When I realized my negative attitude was holding me back and I started cheering myself on and not feeling defeated when I wasn’t the best, I quickly grew as a runner and started to really enjoy it. It became about the community, support, and positive impact on my health, rather than immediately being the best.
I wouldn’t even call myself a runner, I thought that meant I had to have ran a big race or run my whole life. News flash, when you run, you are a runner. If only I could go back and teach my 22-year-old self the things I have learned.
I took some time off from running when I had my two boys, but over the last couple years I discovered a new “love” of running and it has become more than just something I do to stay fit. I equate this evolving relationship to changes that my thirties have presented: mental clarity, self awareness/acceptance, and patience….all things that make a good runner. While I am not saying that you have to be 30 to be a good runner, I am saying that focusing on the mental aspect of running might give you a better appreciation for the sport and help you on your journey to the Runner’s High.
The following are a collection of tips I have gathered over the years that give me motivation before, during, and after my runs. I hope they help you as well:
- Just like you never know how your day is going to turn out, each run is unique and you must give yourself grace to be awesome or sometimes suck….it happens to the best of the best.

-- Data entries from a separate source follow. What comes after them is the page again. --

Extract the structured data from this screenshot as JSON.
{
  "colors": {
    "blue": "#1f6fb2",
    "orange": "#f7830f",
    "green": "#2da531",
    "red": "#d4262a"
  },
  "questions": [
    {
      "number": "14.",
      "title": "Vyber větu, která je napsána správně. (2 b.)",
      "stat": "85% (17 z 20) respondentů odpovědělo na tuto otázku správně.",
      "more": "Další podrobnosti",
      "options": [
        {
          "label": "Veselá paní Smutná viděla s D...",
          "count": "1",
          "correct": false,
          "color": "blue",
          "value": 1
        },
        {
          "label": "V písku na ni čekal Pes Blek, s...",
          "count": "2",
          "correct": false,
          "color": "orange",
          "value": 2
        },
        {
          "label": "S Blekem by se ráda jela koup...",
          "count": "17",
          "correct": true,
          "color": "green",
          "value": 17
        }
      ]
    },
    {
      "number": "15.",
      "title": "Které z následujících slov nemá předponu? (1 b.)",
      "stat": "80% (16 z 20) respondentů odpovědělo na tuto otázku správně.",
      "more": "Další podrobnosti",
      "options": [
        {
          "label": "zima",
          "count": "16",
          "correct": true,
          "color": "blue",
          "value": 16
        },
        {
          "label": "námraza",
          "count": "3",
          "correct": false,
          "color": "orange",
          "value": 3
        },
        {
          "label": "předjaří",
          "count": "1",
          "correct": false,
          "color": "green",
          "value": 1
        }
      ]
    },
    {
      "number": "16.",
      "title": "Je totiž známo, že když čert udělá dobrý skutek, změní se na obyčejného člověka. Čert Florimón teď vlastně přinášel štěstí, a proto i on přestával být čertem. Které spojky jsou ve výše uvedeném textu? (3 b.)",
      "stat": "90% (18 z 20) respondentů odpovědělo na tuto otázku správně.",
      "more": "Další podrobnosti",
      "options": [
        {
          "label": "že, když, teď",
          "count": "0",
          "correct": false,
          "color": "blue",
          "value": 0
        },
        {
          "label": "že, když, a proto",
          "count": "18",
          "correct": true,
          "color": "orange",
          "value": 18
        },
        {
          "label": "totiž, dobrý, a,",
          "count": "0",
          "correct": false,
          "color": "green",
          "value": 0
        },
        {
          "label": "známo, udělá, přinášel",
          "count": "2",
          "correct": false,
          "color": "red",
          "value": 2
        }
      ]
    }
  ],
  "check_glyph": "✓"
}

- Today’s pain equals tomorrow’s strength. When you make yourself uncomfortable, you grow!
- Any forward motion is a pace, so be proud of it.

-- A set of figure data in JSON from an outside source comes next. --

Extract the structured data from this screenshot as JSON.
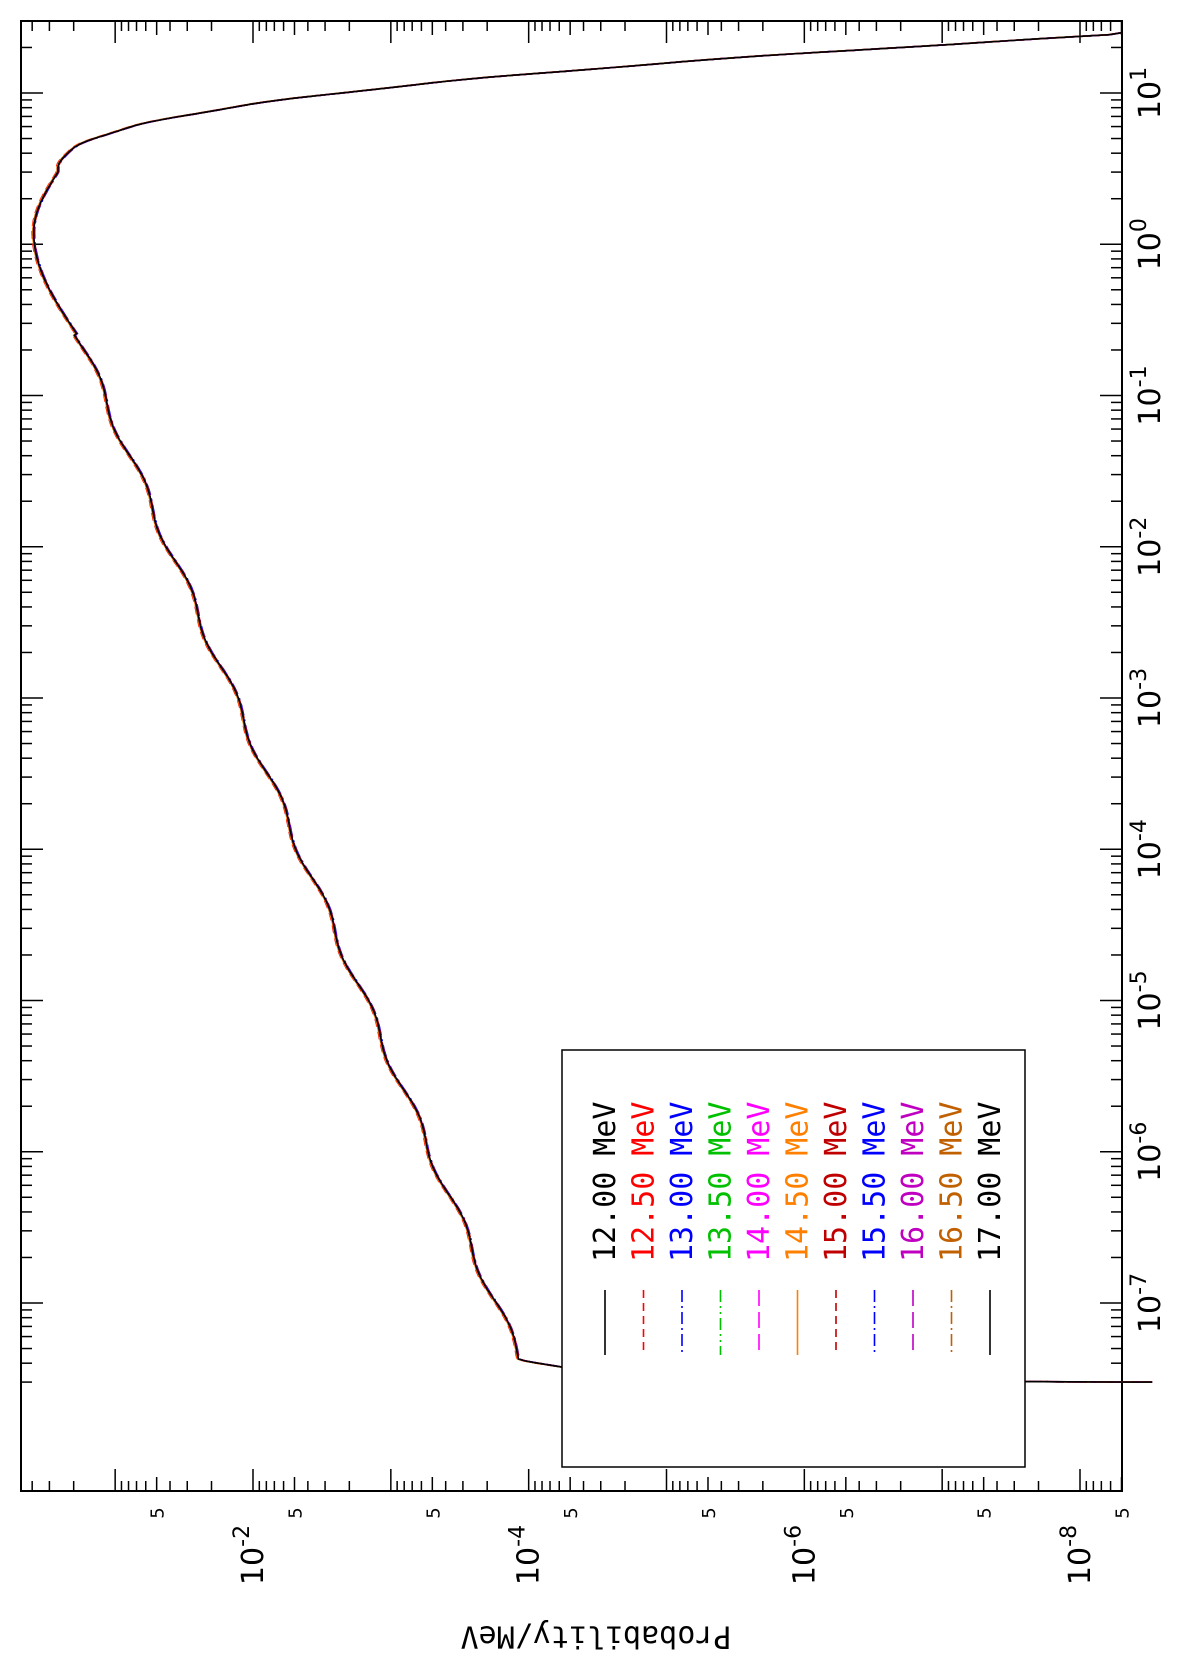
{
  "chart_data": {
    "type": "line",
    "title": "",
    "xlabel": "",
    "ylabel": "Probability/MeV",
    "x_scale": "log",
    "y_scale": "log",
    "xlim": [
      3e-08,
      35
    ],
    "ylim": [
      3e-09,
      0.45
    ],
    "x_ticks": [
      1e-07,
      1e-06,
      1e-05,
      0.0001,
      0.001,
      0.01,
      0.1,
      1,
      10
    ],
    "x_tick_labels": [
      {
        "base": "10",
        "exp": "-7"
      },
      {
        "base": "10",
        "exp": "-6"
      },
      {
        "base": "10",
        "exp": "-5"
      },
      {
        "base": "10",
        "exp": "-4"
      },
      {
        "base": "10",
        "exp": "-3"
      },
      {
        "base": "10",
        "exp": "-2"
      },
      {
        "base": "10",
        "exp": "-1"
      },
      {
        "base": "10",
        "exp": "0"
      },
      {
        "base": "10",
        "exp": "1"
      }
    ],
    "y_ticks": [
      1e-08,
      1e-06,
      0.0001,
      0.01
    ],
    "y_tick_labels": [
      {
        "base": "10",
        "exp": "-8"
      },
      {
        "base": "10",
        "exp": "-6"
      },
      {
        "base": "10",
        "exp": "-4"
      },
      {
        "base": "10",
        "exp": "-2"
      }
    ],
    "y_minor_label": "5",
    "y_minor_label_values": [
      5e-09,
      5e-08,
      5e-07,
      5e-06,
      5e-05,
      0.0005,
      0.005,
      0.05,
      0.5
    ],
    "legend_placement": "bottom-left (rotated page)",
    "series": [
      {
        "label": "12.00",
        "unit": "MeV",
        "color": "#000000",
        "dash": "solid",
        "scale": 1.0
      },
      {
        "label": "12.50",
        "unit": "MeV",
        "color": "#ff0000",
        "dash": "dashed",
        "scale": 1.05
      },
      {
        "label": "13.00",
        "unit": "MeV",
        "color": "#0000ff",
        "dash": "dashdot",
        "scale": 0.97
      },
      {
        "label": "13.50",
        "unit": "MeV",
        "color": "#00c000",
        "dash": "dashdotdot",
        "scale": 1.02
      },
      {
        "label": "14.00",
        "unit": "MeV",
        "color": "#ff00ff",
        "dash": "longdash",
        "scale": 0.99
      },
      {
        "label": "14.50",
        "unit": "MeV",
        "color": "#ff8000",
        "dash": "solid",
        "scale": 1.03
      },
      {
        "label": "15.00",
        "unit": "MeV",
        "color": "#c00000",
        "dash": "dashed",
        "scale": 0.98
      },
      {
        "label": "15.50",
        "unit": "MeV",
        "color": "#0000ff",
        "dash": "dashdot",
        "scale": 1.01
      },
      {
        "label": "16.00",
        "unit": "MeV",
        "color": "#c000c0",
        "dash": "longdash",
        "scale": 1.0
      },
      {
        "label": "16.50",
        "unit": "MeV",
        "color": "#c06000",
        "dash": "dashdot",
        "scale": 1.02
      },
      {
        "label": "17.00",
        "unit": "MeV",
        "color": "#000000",
        "dash": "solid",
        "scale": 1.0
      }
    ],
    "curve_shape": {
      "x_start": 3e-08,
      "rise_top": 4.2e-08,
      "y_at_rise_top": 0.000115,
      "slope_decades_per_decade": 0.474,
      "peak_x": 1.2,
      "peak_y": 0.39,
      "y_at_3": 0.26,
      "x_end": 25,
      "y_at_end": 3e-09
    }
  }
}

- Feeling drained or like you want to quit…my easy solution: a SMILE. It is almost impossible to want to quit with a smile on your face. Try it.
- Run YOUR race (once you start comparing yourself to others you will let yourself down)

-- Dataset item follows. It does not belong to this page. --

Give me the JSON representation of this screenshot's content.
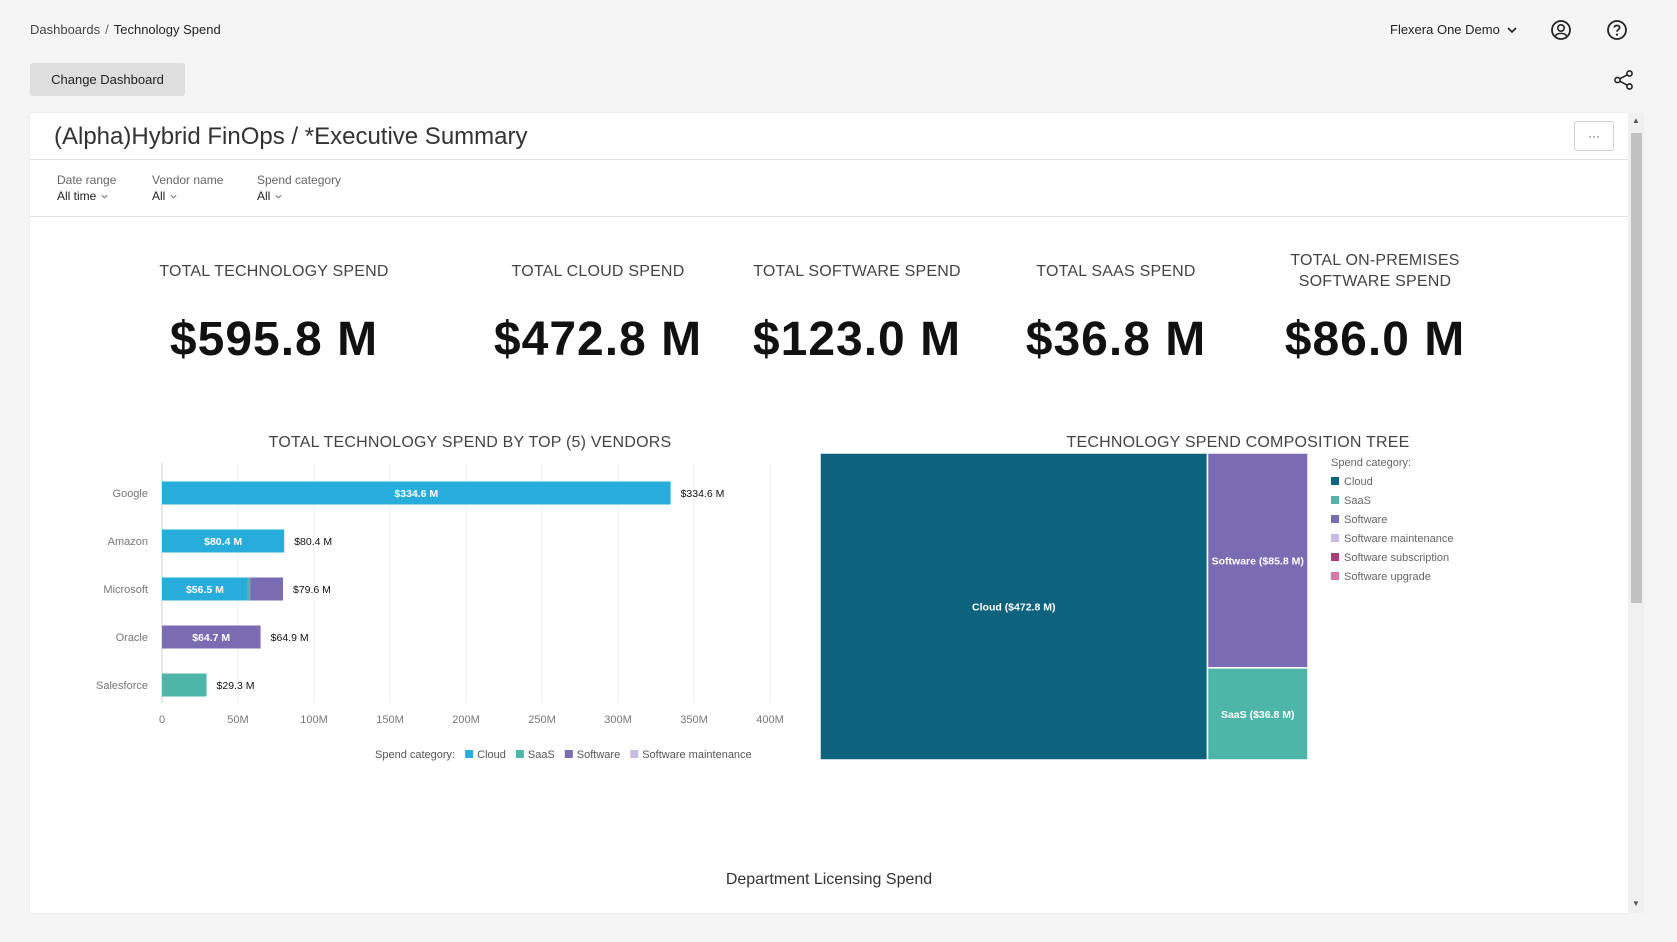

- When you feel out of breath, try breathing in through your nose and out through your mouth (like through a straw). This will slow your heart and help you from ever feeling like you are hyperventilating. I practice while I walk as well. Here are more breathing tips: https://www.runnersworld.com/training/a20822091/running-on-air-breathing-technique/
- Miss a training run? Forget it and move on. Focusing on it, takes away from your progress and can make you feel like a failure. Instead use it as a rest day to take care of your body.
- Learn how to blow snot rockets, I promise you will need this in colder weather and/or allergy season. Might sound gross but just like spitting it will get the junk out to help you breathe better
- Start with minutes over miles. Focus on the duration of your run rather than the miles when you first start (do 10 minutes, then increase to 12, and before you know it you will be able to run an hour or even two!)
- Three things that will supplement and enhance the work you put in…Sleep (at least 8 hours), Nutrition, and Hydration. Bonus things I never miss are stretching and cool downs!
- having a tough time getting through a run? I always remember all I have endured in life and remind myself that “I have survived much harder things.” I am strong and I am capable. One example…Any moms out there? If you have endured pregnancy and childbirth, you can most certainly overcome a run.
I really encourage you to find someone (my boys!) or something that motivates you. A run buddy or running group can keep you on track even when you don’t want to. A running journal is a great motivator to help you reflect on your progress or weak areas, and to look pack on and celebrate your journey.
With running being completely personalized to the athlete there is never going to be a one-size-fits-all approach. It takes experimenting and adjusting, but once you find that sweet spot that fits you, you might just start loving running too!